Ruhe und Spiel

Hat man Geduld und Musse, auf Privatsendern die endlosen, von Binsenweisheiten und Apodiktismen geprägten Dispute der „Analysten der Nation“ zu verfolgen – immer die selben, nie gescheiter als beim letzten Mal – dann bleibt man mit Grundeindrücken: a) politisch erfolgreich ist in diesem Land der rüpelhafte Grobian, intellektuell beschränkt, frech, laut, obergescheit und suburban; b) ernste, dezente, höfliche, ideenreiche, auf ethische Werte achtende und elegante Politiker haben hier nichts zu suchen; c) die Wählerschaft ist eine saublöde Herde, die danach lechzt, betrogen zu werden – wer den Betrug nicht schafft, wird nicht gewählt; d) die einzigen Klugköpfe der Nation sitzen gerade vor den Fernsehkameras und spucken Weisheiten wie Sonnenblumenschalen aus.

Der permanente Skandal, in dem wir leben, hat entsprechende Medien hervorgebracht, für welche die höchsten Werte die Machala, die übelste östliche Vorstadt Zola´scher Prägung, die Erpressung und das Schmiergeldsystem sind.

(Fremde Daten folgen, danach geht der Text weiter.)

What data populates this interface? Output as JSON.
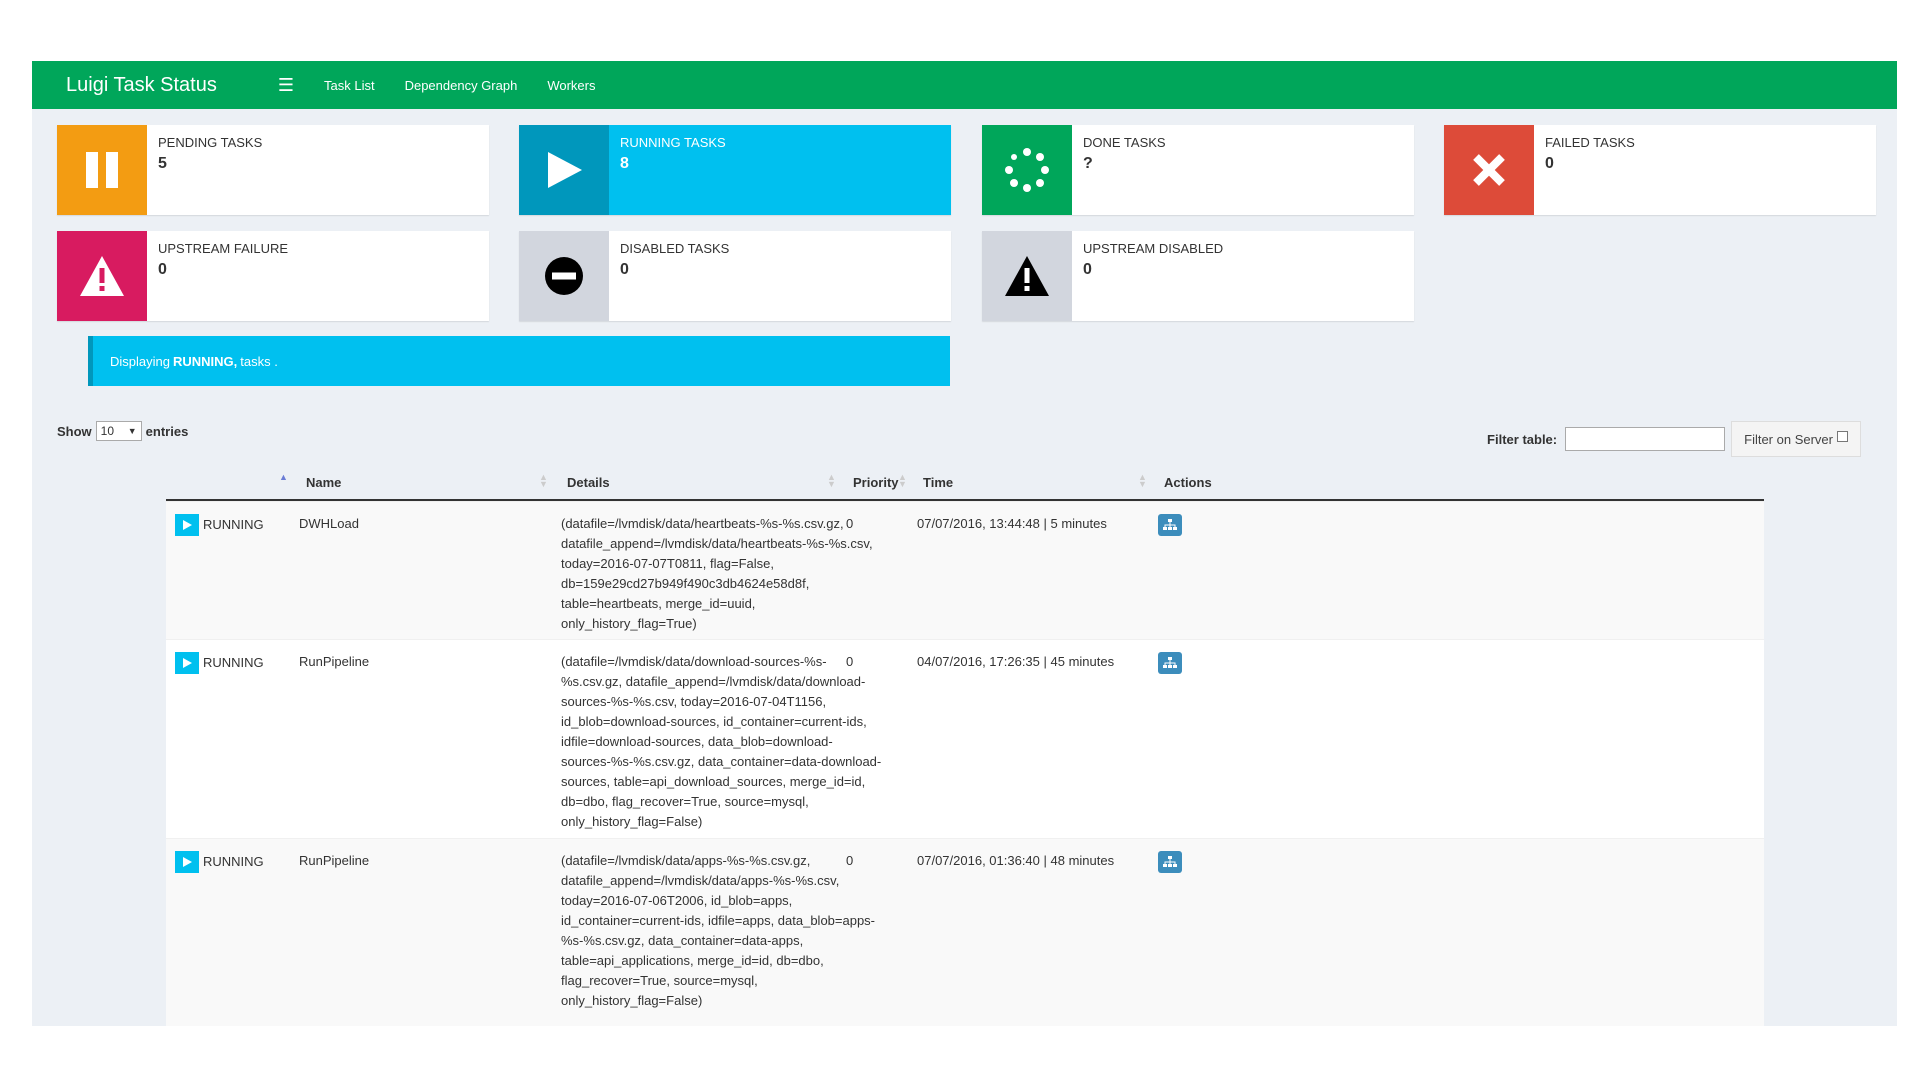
{
  "navbar": {
    "brand": "Luigi Task Status",
    "menu_icon": "hamburger-icon",
    "links": [
      "Task List",
      "Dependency Graph",
      "Workers"
    ]
  },
  "colors": {
    "navbar": "#00a65a",
    "pending": "#f39c12",
    "running": "#00c0ef",
    "done": "#00a65a",
    "failed": "#dd4b39",
    "upstream_failure": "#d81b60",
    "disabled": "#d2d6de"
  },
  "boxes": [
    {
      "label": "PENDING TASKS",
      "value": "5",
      "icon": "pause-icon"
    },
    {
      "label": "RUNNING TASKS",
      "value": "8",
      "icon": "play-icon"
    },
    {
      "label": "DONE TASKS",
      "value": "?",
      "icon": "spinner-icon"
    },
    {
      "label": "FAILED TASKS",
      "value": "0",
      "icon": "x-icon"
    },
    {
      "label": "UPSTREAM FAILURE",
      "value": "0",
      "icon": "warning-icon"
    },
    {
      "label": "DISABLED TASKS",
      "value": "0",
      "icon": "minus-circle-icon"
    },
    {
      "label": "UPSTREAM DISABLED",
      "value": "0",
      "icon": "warning-icon"
    }
  ],
  "callout": {
    "prefix": "Displaying",
    "status": "RUNNING,",
    "suffix": "tasks ."
  },
  "table_controls": {
    "show_label": "Show",
    "entries_value": "10",
    "entries_label": "entries",
    "filter_label": "Filter table:",
    "filter_button": "Filter on Server"
  },
  "columns": [
    "Name",
    "Details",
    "Priority",
    "Time",
    "Actions"
  ],
  "rows": [
    {
      "status": "RUNNING",
      "name": "DWHLoad",
      "details": [
        "(datafile=/lvmdisk/data/heartbeats-%s-%s.csv.gz,",
        "datafile_append=/lvmdisk/data/heartbeats-%s-%s.csv,",
        "today=2016-07-07T0811, flag=False,",
        "db=159e29cd27b949f490c3db4624e58d8f,",
        "table=heartbeats, merge_id=uuid,",
        "only_history_flag=True)"
      ],
      "priority": "0",
      "time": "07/07/2016, 13:44:48 | 5 minutes"
    },
    {
      "status": "RUNNING",
      "name": "RunPipeline",
      "details": [
        "(datafile=/lvmdisk/data/download-sources-%s-",
        "%s.csv.gz, datafile_append=/lvmdisk/data/download-",
        "sources-%s-%s.csv, today=2016-07-04T1156,",
        "id_blob=download-sources, id_container=current-ids,",
        "idfile=download-sources, data_blob=download-",
        "sources-%s-%s.csv.gz, data_container=data-download-",
        "sources, table=api_download_sources, merge_id=id,",
        "db=dbo, flag_recover=True, source=mysql,",
        "only_history_flag=False)"
      ],
      "priority": "0",
      "time": "04/07/2016, 17:26:35 | 45 minutes"
    },
    {
      "status": "RUNNING",
      "name": "RunPipeline",
      "details": [
        "(datafile=/lvmdisk/data/apps-%s-%s.csv.gz,",
        "datafile_append=/lvmdisk/data/apps-%s-%s.csv,",
        "today=2016-07-06T2006, id_blob=apps,",
        "id_container=current-ids, idfile=apps, data_blob=apps-",
        "%s-%s.csv.gz, data_container=data-apps,",
        "table=api_applications, merge_id=id, db=dbo,",
        "flag_recover=True, source=mysql,",
        "only_history_flag=False)"
      ],
      "priority": "0",
      "time": "07/07/2016, 01:36:40 | 48 minutes"
    }
  ]
}
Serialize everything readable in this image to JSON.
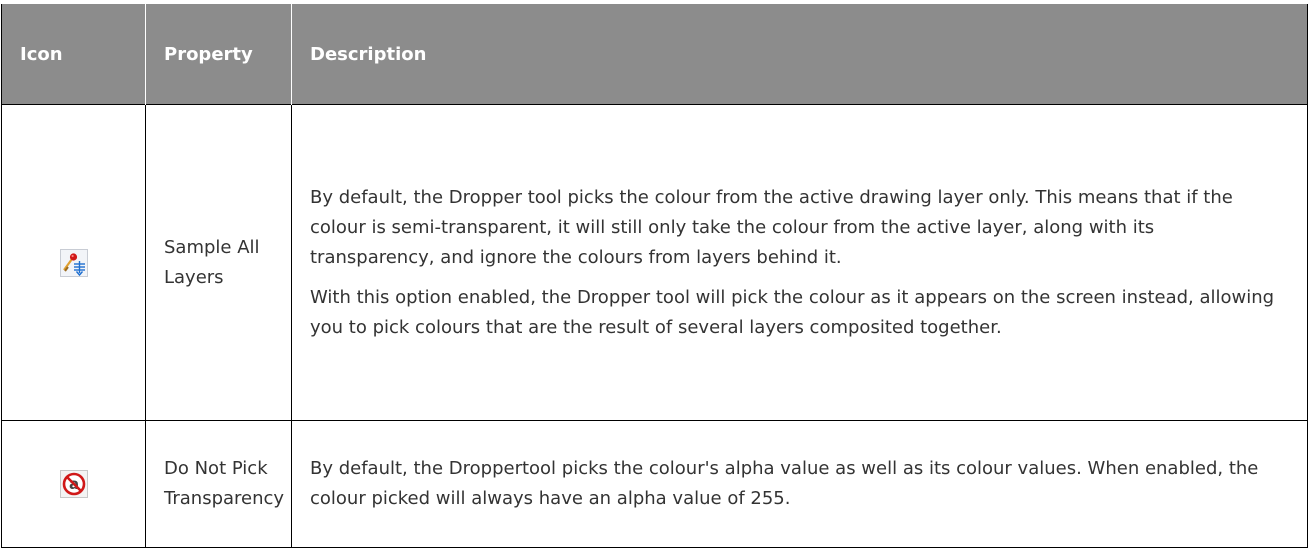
{
  "header": {
    "icon": "Icon",
    "property": "Property",
    "description": "Description"
  },
  "rows": [
    {
      "icon": "dropper-sample-all-layers-icon",
      "property": "Sample All Layers",
      "description": [
        "By default, the Dropper tool picks the colour from the active drawing layer only. This means that if the colour is semi-transparent, it will still only take the colour from the active layer, along with its transparency, and ignore the colours from layers behind it.",
        "With this option enabled, the Dropper tool will pick the colour as it appears on the screen instead, allowing you to pick colours that are the result of several layers composited together."
      ]
    },
    {
      "icon": "do-not-pick-transparency-icon",
      "property": "Do Not Pick Transparency",
      "description": [
        "By default, the Droppertool picks the colour's alpha value as well as its colour values. When enabled, the colour picked will always have an alpha value of 255."
      ]
    }
  ],
  "colors": {
    "header_bg": "#8c8c8c",
    "header_text": "#ffffff",
    "body_text": "#333333",
    "border": "#000000"
  }
}
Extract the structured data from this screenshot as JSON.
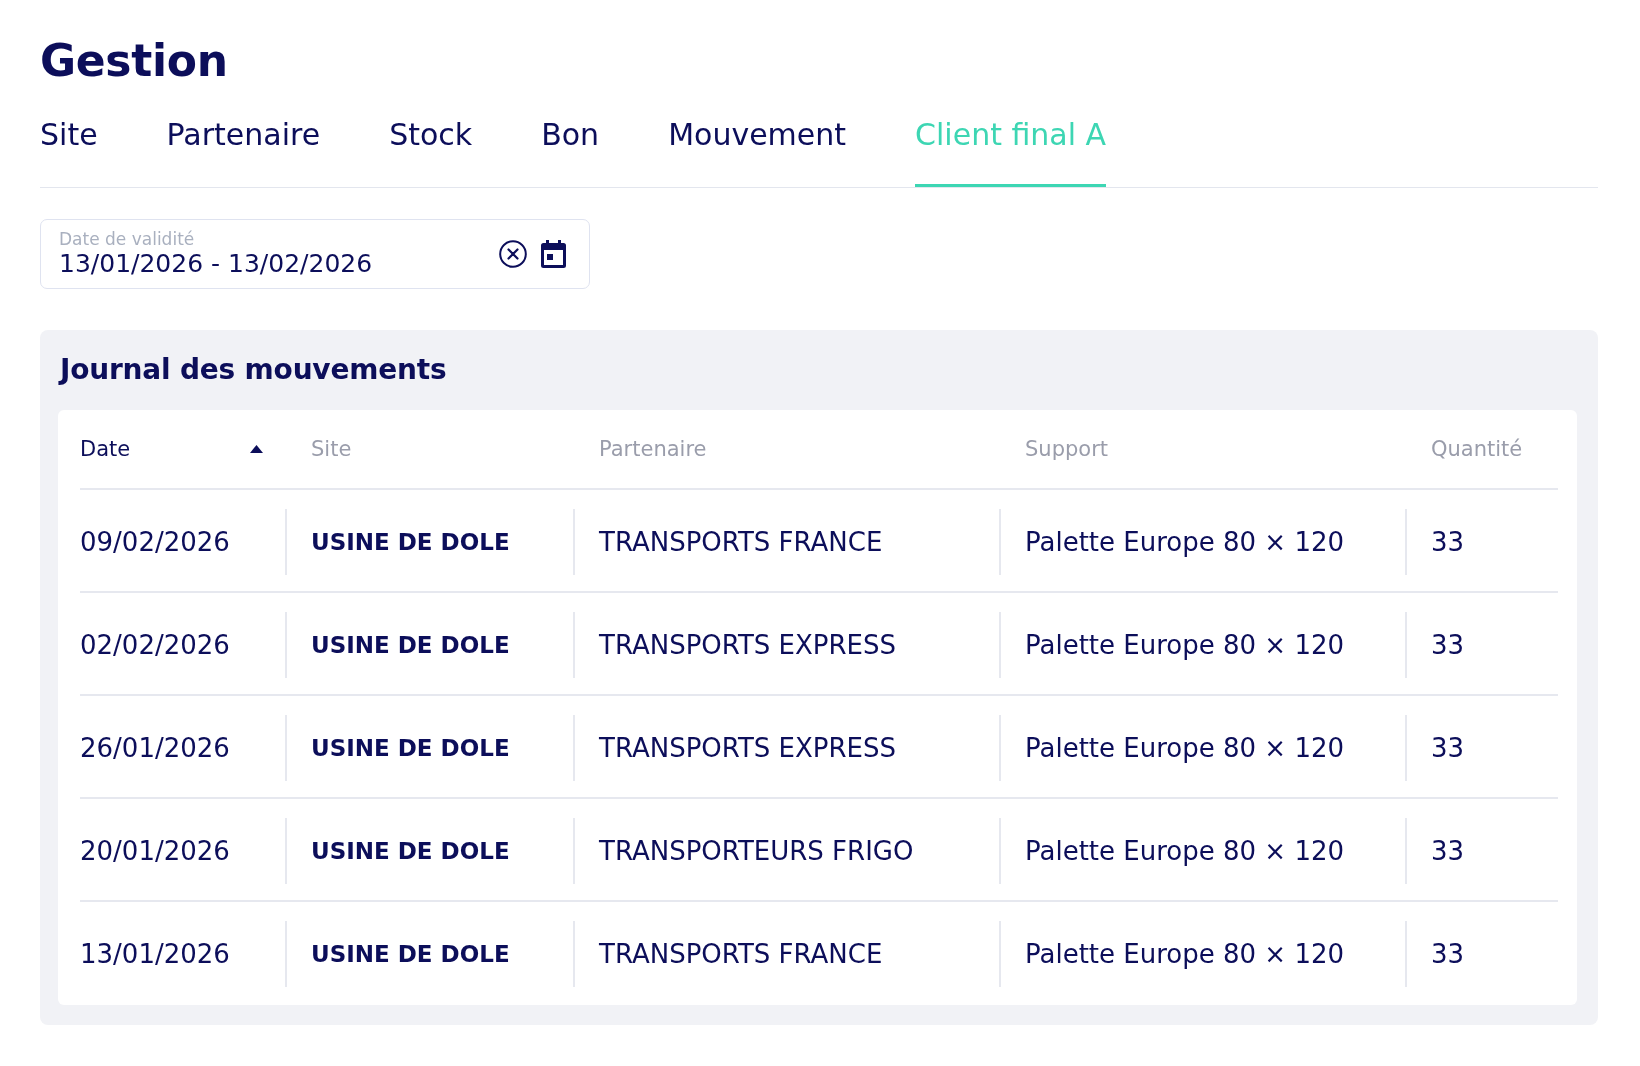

Es mehren sich aber die Anzeichen, dass die Gesellschaft sich nach etwas anderem sehnt.

Sicher nicht nach jener „Ruhe“, die von Ion Iliescu in den 1990er Jahren beschworen wurde, und deren Folgen wir gegenwärtig erleben in Form des mental, sozial, politisch, wirtschaftlich und geistig unbewältigten Umschwungs. Politisch-soziale Reife, Ausgewogenheit, klare Gesetzen, glatte Trennung der Mächte im Staat, reibungsloses Funktionieren der Institutionen. Alldas darf nicht von der Präsenz eines einzigen Menschen abhängen – wie dieser Mensch uns nervensägehaft zu überzeugen sucht – der sich zudem noch programmatisch als „Player-Präsident“ gebärdete. Es muss ein Funktionsprinzip des Systems sein, personenunabhängig. Erst dann kann man die „Erben der Securitate“ (Marius Oprea) übersehen (wenn schon nicht durch die Bank bestrafen...), die von vielen als Grundübel der Gesellschaft angesehen werden (auch in diesem Zusammenhang muss die Schuld Ion Iliescus, der sie beschützte, herausgearbeitet werden).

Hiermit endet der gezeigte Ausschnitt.